Quantitative Analysis of Guangdong Province’s Public Health Emergency Management Policies
摘要
The increasing frequency and complexity of public health emergencies underscore the urgency of building an efficient emergency management system. This study focuses on Guangdong Province’s public health emergency management policies, employing Rothwell and Zegveld’s policy tool classification framework (demand-type, environmental-type, supply-type) combined with Guth’s time-risk management model (pre-event, during-event, post-event). Using text mining and quantitative content analysis methods, it conducts a two-dimensional cross-examination of policy documents from the Guangdong Provincial Health Commission (318 texts, screened to 178, yielding 843 effective tool units) and the Guangdong Provincial Center for Disease Control and Prevention (2 texts, 223 tool units).
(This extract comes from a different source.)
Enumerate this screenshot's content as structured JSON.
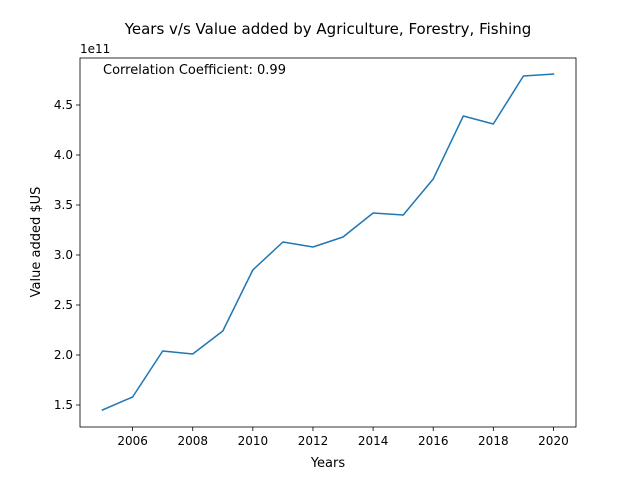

Results show that environmental-type tools dominate the policy mix (76.04%), with assessment and evaluation (33.57%) and legal norms (21.71%) as core elements, reflecting a regulatory and institutional orientation; supply-type tools account for 15.41%, while demand-type tools are minimal at 8.52%, indicating weak social participation mechanisms. In the temporal dimension, pre-event stage tools are most prevalent (43.40%), followed by during-event (35.85%), and post-event the least (20.72%), revealing a preventive bias but insufficient recovery support. Institutional comparisons reveal that Health Commission policies are comprehensive, covering multiple tools at all stages with an emphasis on top-level governance; CDC policies are specialized, focusing on drills and training (approximately 143 mentions) and prioritizing technical preparation. The study recommends strengthening post-event recovery policies and demand-side tool applications to enhance system resilience. This analysis uncovers the hierarchical logic of Guangdong’s public health emergency governance, providing an evidence base for regional governance optimization.